Smoking and HIV/AIDS

For years there have been a variety of claims regarding the effect of smoking on HIV/AIDS. Some believe that smoking has reduced the CD4 count or increased viral load. Others suggested that smoking hurt their overall health, making them more prone to infections and illness. A number of studies have been done of the effect smoking and HIV/AIDS have on each other, and while there is still much to be learned, a number of questions have been answered.

Does Smoking Increase the Risk of HIV Infection?

In 2007 an article in the journal Sexually Transmitted Diseases reviewed all the studies on smoking and HIV transmission Five of the six studies the reviewed found that ‘smoking is an independent risk factor,’ meaning that people who smoke are at an increased risk of getting HIV because they smoke.

The studies did not agree on how much risk smoking creates, or suggest any reason for the increased risk. It may be that the damage smoking does to the lungs puts more strain on the body and makes it harder to fight off infection.

Does Smoking Speed the Progression of AIDS?

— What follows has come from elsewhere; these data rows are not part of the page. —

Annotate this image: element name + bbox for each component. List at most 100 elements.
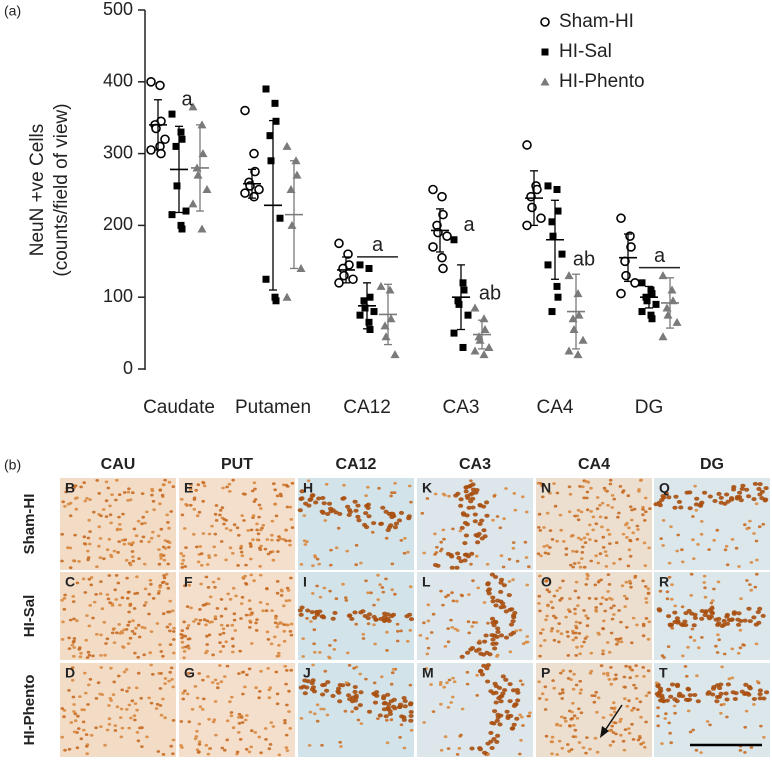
cell <box>320 743 324 747</box>
cell <box>693 502 700 507</box>
cell <box>119 630 124 634</box>
cell <box>330 616 336 621</box>
cell <box>357 703 363 708</box>
cell <box>222 522 226 526</box>
cell <box>553 504 558 508</box>
cell <box>326 501 333 506</box>
cell <box>545 588 550 592</box>
cell <box>98 592 103 596</box>
data-point <box>638 308 646 316</box>
cell <box>716 633 720 637</box>
cell <box>446 593 451 597</box>
cell <box>162 576 167 580</box>
cell <box>109 555 114 559</box>
cell <box>219 540 224 543</box>
cell <box>171 630 176 633</box>
cell <box>608 542 612 545</box>
cell <box>751 697 758 701</box>
cell <box>626 564 631 568</box>
cell <box>603 550 608 553</box>
cell <box>544 579 548 583</box>
cell <box>125 576 129 580</box>
cell <box>438 683 443 686</box>
cell <box>755 558 759 562</box>
cell <box>313 650 317 654</box>
micrograph: E <box>179 478 295 570</box>
data-point <box>544 182 552 190</box>
cell <box>396 518 403 523</box>
cell <box>452 680 457 684</box>
cell <box>489 616 496 621</box>
cell <box>493 620 499 625</box>
cell <box>330 693 336 698</box>
cell <box>538 574 542 578</box>
data-point <box>286 185 296 193</box>
cell <box>443 493 447 497</box>
cell <box>623 728 628 731</box>
cell <box>377 713 383 718</box>
cell <box>486 753 491 756</box>
cell <box>159 713 164 717</box>
cell <box>759 724 763 728</box>
cell <box>465 682 470 686</box>
cell <box>207 556 212 559</box>
cell <box>748 583 752 586</box>
cell <box>134 534 139 538</box>
cell <box>73 497 78 500</box>
cell <box>605 641 610 644</box>
cell <box>284 483 289 487</box>
cell <box>661 544 665 547</box>
cell <box>639 715 643 719</box>
cell <box>591 515 596 519</box>
cell <box>579 538 583 541</box>
cell <box>239 550 244 554</box>
panel-letter: I <box>303 574 307 590</box>
cell <box>610 494 615 497</box>
cell <box>237 533 241 537</box>
cell <box>561 579 565 583</box>
cell <box>186 672 191 675</box>
annotation: a <box>463 214 475 236</box>
data-point <box>173 182 181 190</box>
cell <box>289 622 294 626</box>
cell <box>187 720 192 724</box>
cell <box>501 583 507 588</box>
cell <box>321 501 327 506</box>
data-point <box>564 271 574 280</box>
cell <box>664 698 671 703</box>
cell <box>282 604 286 608</box>
cell <box>197 750 201 754</box>
cell <box>85 744 89 748</box>
cell <box>669 525 673 529</box>
cell <box>380 505 386 510</box>
cell <box>238 649 242 653</box>
cell <box>490 637 496 642</box>
cell <box>593 736 598 740</box>
cell <box>736 611 742 616</box>
data-point <box>470 303 480 312</box>
cell <box>180 566 185 569</box>
cell <box>377 486 381 490</box>
cell <box>166 521 170 524</box>
cell <box>247 667 252 671</box>
cell <box>211 720 216 724</box>
cell <box>715 622 721 627</box>
cell <box>106 597 111 601</box>
cell <box>722 702 726 706</box>
cell <box>578 621 582 625</box>
cell <box>249 557 253 561</box>
cell <box>578 679 582 683</box>
cell <box>665 597 670 601</box>
cell <box>117 515 121 519</box>
cell <box>140 745 144 748</box>
cell <box>555 722 559 726</box>
cell <box>401 715 407 720</box>
cell <box>125 689 129 693</box>
cell <box>105 593 110 596</box>
cell <box>268 743 273 746</box>
cell <box>685 686 691 691</box>
cell <box>72 730 77 734</box>
cell <box>249 573 253 577</box>
cell <box>81 577 86 581</box>
cell <box>315 584 319 588</box>
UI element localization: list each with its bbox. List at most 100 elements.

No. The same article reviewed ten studies on the effect smoking has on AIDS progression, and found that there was no effect. Smoking doesn’t speed the progression of AIDS, and quitting smoking will not slow the progression. There is no change in viral load or CD4 count caused by smoking.

What Impact Does Smoking Have on the Health of People with HIV/AIDS?

A number of studies have examined various ways that smoking affects the health of people with HIV/AIDS. Here are some of the results:

Quitting smoking can make a big difference in health and quality of life for people with HIV/AIDS.

• Smokers with HIV/AIDS feel less well, have poorer physical function, more pain, less energy, and lower scores for cognitive function.

• Smoking reduced the effectiveness of potent antiretroviral therapy.

• Smoking doubles the risk of getting bacterial pneumonia (PCP).

• Smokers who are HIV positive are more likely to develop emphysema then HIV negative smokers.

• Smoking increases the risk of lung cancer.

• Smoking increases the overall risk of developing secondary infections in the chest.

• Smokers are more likely to develop mouth sores associated with HIV/AIDS.

The effect of smoking on potent antiretroviral therapy is especially concerning. While smoking may not on its own speed the progression of AIDS, if it is interfering with the effectiveness of medication for AIDS, the disease will progress faster.

Will Quitting Smoking Improve my Health?

Given all the problems that smoking can cause for people with HIV/AIDS, it is a fair bet that quitting smoking will improve the health and wellbeing of anyone fighting HIV/AIDS.

Even people who do not smoke are at risk, as second hand smoke can cause many of the same problems. People with HIV/AIDS are encouraged to do everything they can to quit smoking, and to avoid being around people who smoke. Quitting smoking is not easy; it takes an average of three to four tries for a smoker to quit permanently. Even if a smoker cannot /quit ‘cold turkey’, cutting back and reducing the number of cigarettes per day may help improve health and reduce the chance of secondary infections.